Bab Empat Puluh Empat: Kemenangan Akhir
Keempat bersaudara keluarga Naga, dengan santai dan riang, memasuki kawasan hutan.
“Kakak sulung, menurutmu nanti saat Si Monyet Sun harus berlutut, perlu nggak kita panggil semua penghuni asrama lain ke sini, biar mereka benar-benar malu total?” tanya si bungsu, Naga Penakluk Langit, sambil tertawa lebar.
“Ide bagus. Setelah duel dimulai, kau langsung pergi ke akademi, panggil semua orang yang kau kenal maupun tidak. Kita harus membuat Si Monyet Sun dan teman-temannya kehilangan muka sampai ke akar-akarnya, diinjak ribuan kali agar mereka tak bisa bangkit selamanya,” jawab Naga Angkasa, sang kakak sulung, sambil mengacungkan jempol, sepakat dengan ide si bungsu.
“Sebaiknya kita tetap hati-hati. Anak itu kelihatannya agak aneh, aku merasa ada yang tidak beres. Kita harus menang mutlak. Kalau sampai terkena tembakannya dan ada satu-dua dari kita yang terluka, itu tidak sempurna,” kata si ketiga, Naga Penutup Langit.
“Kakak ketiga, sejak kapan kau jadi penakut?

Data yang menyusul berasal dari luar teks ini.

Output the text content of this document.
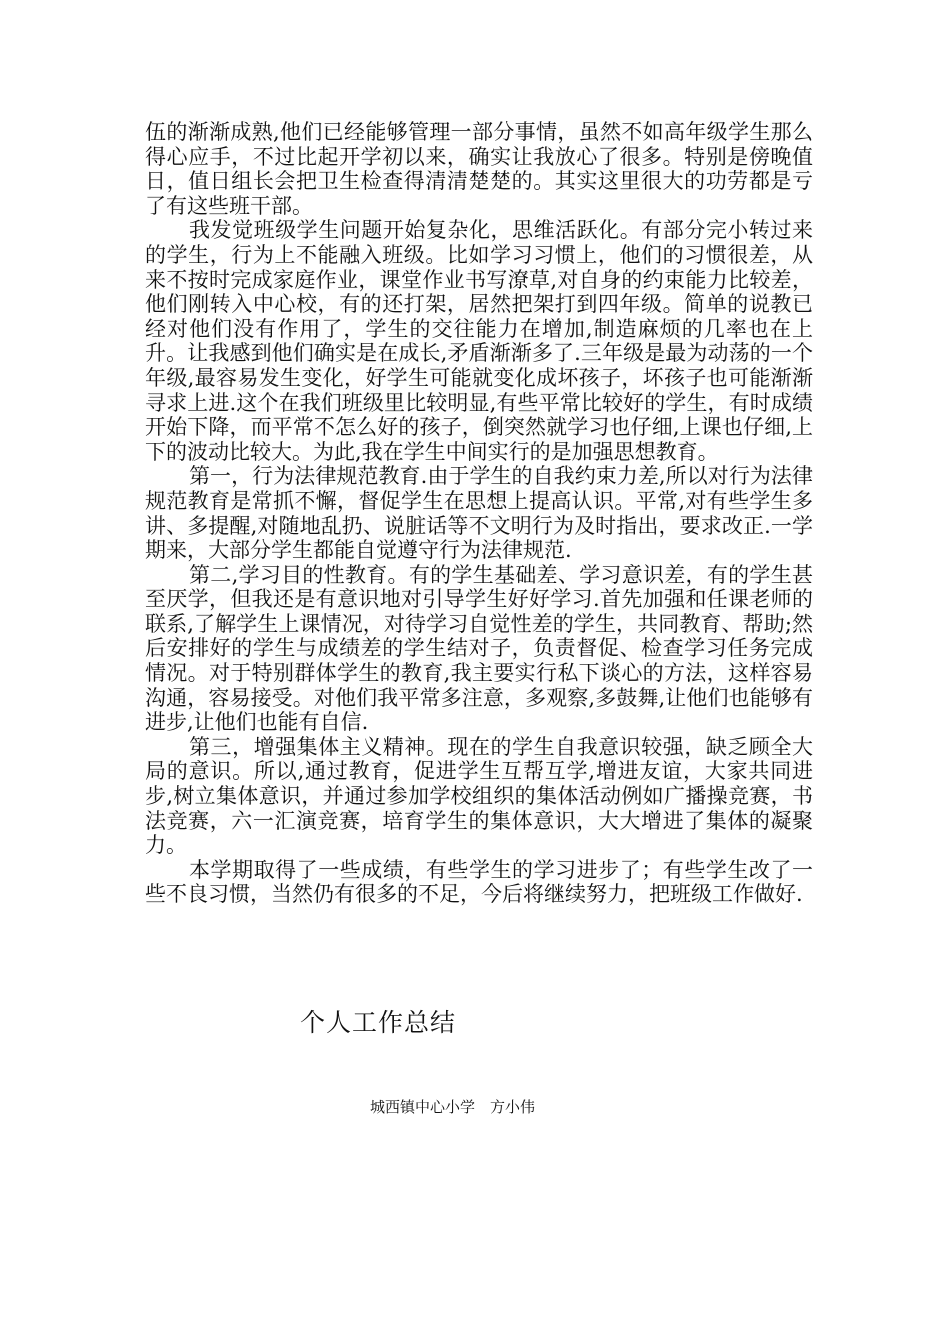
伍的渐渐成熟,他们已经能够管理一部分事情，虽然不如高年级学生那么得心应手，不过比起开学初以来，确实让我放心了很多。特别是傍晚值日，值日组长会把卫生检查得清清楚楚的。其实这里很大的功劳都是亏了有这些班干部。

我发觉班级学生问题开始复杂化，思维活跃化。有部分完小转过来的学生，行为上不能融入班级。比如学习习惯上，他们的习惯很差，从来不按时完成家庭作业，课堂作业书写潦草,对自身的约束能力比较差，他们刚转入中心校，有的还打架，居然把架打到四年级。简单的说教已经对他们没有作用了，学生的交往能力在增加,制造麻烦的几率也在上升。让我感到他们确实是在成长,矛盾渐渐多了.三年级是最为动荡的一个年级,最容易发生变化，好学生可能就变化成坏孩子，坏孩子也可能渐渐寻求上进.这个在我们班级里比较明显,有些平常比较好的学生，有时成绩开始下降，而平常不怎么好的孩子，倒突然就学习也仔细,上课也仔细,上下的波动比较大。为此,我在学生中间实行的是加强思想教育。

第一，行为法律规范教育.由于学生的自我约束力差,所以对行为法律规范教育是常抓不懈，督促学生在思想上提高认识。平常,对有些学生多讲、多提醒,对随地乱扔、说脏话等不文明行为及时指出，要求改正.一学期来，大部分学生都能自觉遵守行为法律规范.

第二,学习目的性教育。有的学生基础差、学习意识差，有的学生甚至厌学，但我还是有意识地对引导学生好好学习.首先加强和任课老师的联系,了解学生上课情况，对待学习自觉性差的学生，共同教育、帮助;然后安排好的学生与成绩差的学生结对子，负责督促、检查学习任务完成情况。对于特别群体学生的教育,我主要实行私下谈心的方法，这样容易沟通，容易接受。对他们我平常多注意，多观察,多鼓舞,让他们也能够有进步,让他们也能有自信.

第三，增强集体主义精神。现在的学生自我意识较强，缺乏顾全大局的意识。所以,通过教育，促进学生互帮互学,增进友谊，大家共同进步,树立集体意识，并通过参加学校组织的集体活动例如广播操竞赛，书法竞赛，六一汇演竞赛，培育学生的集体意识，大大增进了集体的凝聚力。

本学期取得了一些成绩，有些学生的学习进步了；有些学生改了一些不良习惯，当然仍有很多的不足，今后将继续努力，把班级工作做好.

个人工作总结
城西镇中心小学　方小伟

Kau lihat sendiri senjata apa yang dia pilih! Jelas-jelas pemula. Hahaha, tadi aku hampir mati ketawa,” ejek Naga Angkasa, tak menggubris kekhawatiran adiknya.
Tiba-tiba, sebuah peluru simbol bulat melesat dari hutan secepat meteor dan meledak di dahi Naga Angkasa, menghasilkan semburat darah kecil.
Naga Angkasa, sang kakak sulung, langsung dinyatakan gugur.
Apa-apaan ini? Tak mungkin!
Tiga bersaudara keluarga Naga yang tersisa, serta para penonton, langsung terkejut.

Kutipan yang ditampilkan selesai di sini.